Well, not really. Truly manual memory management is getting an enormous block of memory from the OS, and fully manually choosing what goes where within that block of memory. This is indeed a real technique used when the situation is dire enough. If you're not doing that, you're deferring something to your automated solution, the only question is, how much?

malloc/free is a combination that still gives you lots of power, but it's not perfect when you start pushing the abstraction hard enough. All malloc/free combinations have some sort of pathological case, where whatever allocation strategy they are choosing is wrong for some reason. That's why there isn't just one implementation, there's many, and some applications can see big wins switching, while others may see losses.

Garbage collection isn't really some sort of binary dichotomous decision vs. malloc/free; both are forms of automated memory management. Garbage collection techniques just step it up, and try to infer when you are done with memory. The disadvantage is, they may not be as smart as a human, the advantage is that they're a heck of a lot more consistent and pay much better attention. Then, even within "garbage collection", you've got a gradient; you may see a language like Rust with mostly deterministic memory management, but with an easy call-out to GC if you need it. You may see a language like Perl, with relatively consistent finalization as soon as an unshared reference leaves a scope, or you may see something that only collects during sweeps. At the far end you get imprecise garbage collectors, such as those used in Go right now (though they are working on it, and have already made a lot of progress), so even within the realm of GC there's a range of precision vs. speed vs. nuances the programmer needs to know to use them.

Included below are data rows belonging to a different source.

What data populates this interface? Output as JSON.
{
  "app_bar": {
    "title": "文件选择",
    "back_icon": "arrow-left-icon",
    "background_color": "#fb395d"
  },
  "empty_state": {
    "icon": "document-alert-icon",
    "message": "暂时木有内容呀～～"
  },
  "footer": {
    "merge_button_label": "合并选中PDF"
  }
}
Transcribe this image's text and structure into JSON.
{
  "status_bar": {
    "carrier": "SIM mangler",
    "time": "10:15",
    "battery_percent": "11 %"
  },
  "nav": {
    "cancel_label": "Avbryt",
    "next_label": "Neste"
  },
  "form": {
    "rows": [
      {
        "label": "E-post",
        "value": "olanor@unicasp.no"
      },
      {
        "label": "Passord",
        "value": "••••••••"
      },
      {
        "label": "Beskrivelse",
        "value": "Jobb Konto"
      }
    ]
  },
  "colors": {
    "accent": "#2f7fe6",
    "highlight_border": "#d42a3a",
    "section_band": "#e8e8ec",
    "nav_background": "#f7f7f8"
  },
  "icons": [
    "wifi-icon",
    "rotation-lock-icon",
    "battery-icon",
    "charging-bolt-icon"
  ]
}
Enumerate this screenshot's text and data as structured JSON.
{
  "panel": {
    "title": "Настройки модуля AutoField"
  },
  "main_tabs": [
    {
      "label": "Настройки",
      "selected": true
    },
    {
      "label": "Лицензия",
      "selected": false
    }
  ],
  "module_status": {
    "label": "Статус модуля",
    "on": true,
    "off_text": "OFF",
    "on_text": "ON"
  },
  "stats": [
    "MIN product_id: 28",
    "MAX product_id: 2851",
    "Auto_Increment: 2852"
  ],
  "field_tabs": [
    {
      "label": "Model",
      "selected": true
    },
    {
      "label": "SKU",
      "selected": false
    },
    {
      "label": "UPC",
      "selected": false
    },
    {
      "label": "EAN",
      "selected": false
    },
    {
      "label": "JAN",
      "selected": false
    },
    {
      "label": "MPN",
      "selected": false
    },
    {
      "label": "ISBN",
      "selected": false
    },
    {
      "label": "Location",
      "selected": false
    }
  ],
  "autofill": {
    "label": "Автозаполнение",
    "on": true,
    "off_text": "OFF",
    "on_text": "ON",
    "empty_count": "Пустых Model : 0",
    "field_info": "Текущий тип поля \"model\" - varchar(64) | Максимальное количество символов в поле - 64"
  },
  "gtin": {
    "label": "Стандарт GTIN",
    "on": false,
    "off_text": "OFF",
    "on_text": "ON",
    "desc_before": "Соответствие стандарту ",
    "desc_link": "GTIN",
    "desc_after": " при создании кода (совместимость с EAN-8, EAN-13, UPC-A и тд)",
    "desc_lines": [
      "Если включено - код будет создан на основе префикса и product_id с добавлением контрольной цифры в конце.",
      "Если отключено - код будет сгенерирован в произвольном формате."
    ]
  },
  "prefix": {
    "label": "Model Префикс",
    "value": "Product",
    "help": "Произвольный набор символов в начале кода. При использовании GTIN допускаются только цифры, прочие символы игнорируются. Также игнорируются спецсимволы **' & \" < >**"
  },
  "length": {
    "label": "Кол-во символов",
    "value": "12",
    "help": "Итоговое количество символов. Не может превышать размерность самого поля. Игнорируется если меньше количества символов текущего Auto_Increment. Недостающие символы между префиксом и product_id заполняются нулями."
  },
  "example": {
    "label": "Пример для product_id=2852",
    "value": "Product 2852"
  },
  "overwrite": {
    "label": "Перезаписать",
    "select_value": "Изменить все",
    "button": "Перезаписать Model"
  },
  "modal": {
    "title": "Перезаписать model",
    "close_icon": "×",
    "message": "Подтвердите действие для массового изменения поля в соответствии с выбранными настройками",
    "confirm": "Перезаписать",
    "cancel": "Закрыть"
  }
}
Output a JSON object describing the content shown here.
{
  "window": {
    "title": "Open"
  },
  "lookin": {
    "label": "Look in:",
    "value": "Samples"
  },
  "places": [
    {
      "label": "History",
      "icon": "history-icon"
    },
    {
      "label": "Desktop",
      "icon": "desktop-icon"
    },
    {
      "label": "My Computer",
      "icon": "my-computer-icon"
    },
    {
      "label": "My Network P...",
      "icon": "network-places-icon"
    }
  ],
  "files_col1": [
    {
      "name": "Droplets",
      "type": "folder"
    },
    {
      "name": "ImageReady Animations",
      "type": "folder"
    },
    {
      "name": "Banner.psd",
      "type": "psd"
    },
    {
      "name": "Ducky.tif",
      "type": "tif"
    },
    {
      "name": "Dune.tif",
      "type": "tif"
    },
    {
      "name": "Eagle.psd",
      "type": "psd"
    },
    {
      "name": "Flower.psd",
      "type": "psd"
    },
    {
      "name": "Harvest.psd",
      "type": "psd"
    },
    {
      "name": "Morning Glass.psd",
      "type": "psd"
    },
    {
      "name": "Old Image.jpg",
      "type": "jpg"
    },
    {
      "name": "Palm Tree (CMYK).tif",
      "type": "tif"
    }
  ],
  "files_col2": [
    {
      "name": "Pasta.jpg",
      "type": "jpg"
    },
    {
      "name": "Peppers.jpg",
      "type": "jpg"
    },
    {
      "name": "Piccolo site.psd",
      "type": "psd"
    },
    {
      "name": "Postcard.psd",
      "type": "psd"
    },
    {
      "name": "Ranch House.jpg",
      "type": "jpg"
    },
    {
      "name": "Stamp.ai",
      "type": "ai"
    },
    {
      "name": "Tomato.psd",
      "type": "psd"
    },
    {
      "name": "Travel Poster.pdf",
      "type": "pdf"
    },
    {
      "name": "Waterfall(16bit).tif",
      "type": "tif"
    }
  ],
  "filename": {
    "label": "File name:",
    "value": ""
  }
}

GC is necessary because one particular point on this large spectrum isn't the right choice for every program. It isn't even the maximally manual solution. In fact, there's even some middle grounds between malloc/free and fully manual memory management, such as arena allocation. There's a lot of fine gradation on this scale.

"(Also, databases and operating systems can live without whatever makes garbage collection necessary, since they don't use it, and those are pretty complex and fast pieces of software.)"

A bold statement. Have you ever heard the term "compaction" used within the context of a database? That's a form of garbage collection. Contrary to what you said, almost all databases have some form of garbage collection. (Probably all the ones you're thinking about.)

As for whether operating systems have garbage collection, it depends on your precise definition of "operating system". Kernels may lack it, but as critical as they are, and as much sheer staggering code they may have for drivers and stuff, conceptually they actually aren't that complicated, compared to a lot of userland things. Broaden your definition and you'll find some form of garbage collection appear again. And if you include "reference counting" approaches as a form of garbage collection, the Linux kernel uses that all over the place. Is reference counting a form of garbage collection? Well, it can actually be a tough call... because it's all on a continuum.

3 comments

(thank you for the willingness to write such a detailed response)

There exists a point on the memory management continuum where management starts being more automatic (gc) than manual (malloc/free). I would like to understand the forces surrounding this specific point, right before the scale tips towards automatic.

If you tried to build a dynamic language without automatic management, what would break and why?

The biggest problem is scope control; as you start having closures that get passed around freely, those closures drag values along with them that you can't collect. It is not impossible to write this with malloc/free, but I've played that game and it's not very fun. And remember, what seems easy in one little blog post isn't easy in a real program where you've got dozens of the little buggers flying every which way. (And by dozens, I mean dozens of distinct different types of closures from different sources, not just dozens of instance of the same code instance.)

Many of the dynamic languages fling closures around with wild abandon, often without you even realizing it. (One object has a reference to another object which is from the standard library which happens to have a closure to something else which ends up with a reference to your original object... oops, circular reference loop. Surprisingly easy.)

There isn't much technically impossible with malloc/free (though IIRC there are indeed some cases that are both sensible and actually can't be correctly expressed in that framework, but the example escapes me), but there's lots of practical code where the cost/benefit ration goes absurdly out of whack if you're trying to write the manual freeing properly. It's hard to write an example here, because it arises from interactions in a large code base exceeding your ability to understand them. It's like when people try to demonstrate how dangerous old-style pthreading is; even though the problem is exponentially bad in nature, anything that fits in a blog post is still comprehensible. The explosion doesn't happen until you got to real code.

I can see how closures would take some work. Thanks.

There's evidence garbage collection was not the desired solution but a plan B. McCarthy writes the reason reference counting was not implemented was a hardware limitation [1]:

"Since there were only six bits left in a word, and these were in separated parts of the word, reference counts seemed infeasible without a drastic change in the way list structures were represented. (A list handling scheme using reference counts was later used by Collins (1960) on a 48 bit CDC computer).

The second alternative is garbage collection..."

[1] - http://www-formal.stanford.edu/jmc/history/lisp/node3.html#S...

If the language was also dynamically typed, that could also lead to some interesting problems. What is the actual size used to represent a string, or an in, or a double in the language? What happens when you want to compare/convert different types?

Either the language provides these capabilities, in which case it's doing some memory management of it's own, or you write them, in which case it wasn't necessarily all that dynamic to start with.

I imagine it might look like what you get when you try to write a dynamic language in C (Perl, Ruby, Python), a lot of macros that automate what's going on to the degree you are mostly writing some macro based DSL.

"[T]he advantage is that they're a heck of a lot more consistent and pay much better attention."

This implies that the only reason for garbage collection is programmer fallibility. However, I think there are some cases where there is literally no better way of knowing when everyone is done with a piece of memory than by checking (closures strike me as an area this can happen pretty quick), at which point the only solution is automated garbage collection - be it provided by the runtime, a library, or written by the programmer for the particular program.

> This is indeed a real technique used when the situation is dire enough.

Like console video games. Rarely there is malloc/free type of allocations, and most of them are for some third-party API, and often there are ways to avoid it... or the system itself (sometimes C CRT would do that beneath you, sometimes obvious - strdup, sometimes almost - fopen/fclose, and sometimes unexpected - for example certain *printf functions might do it).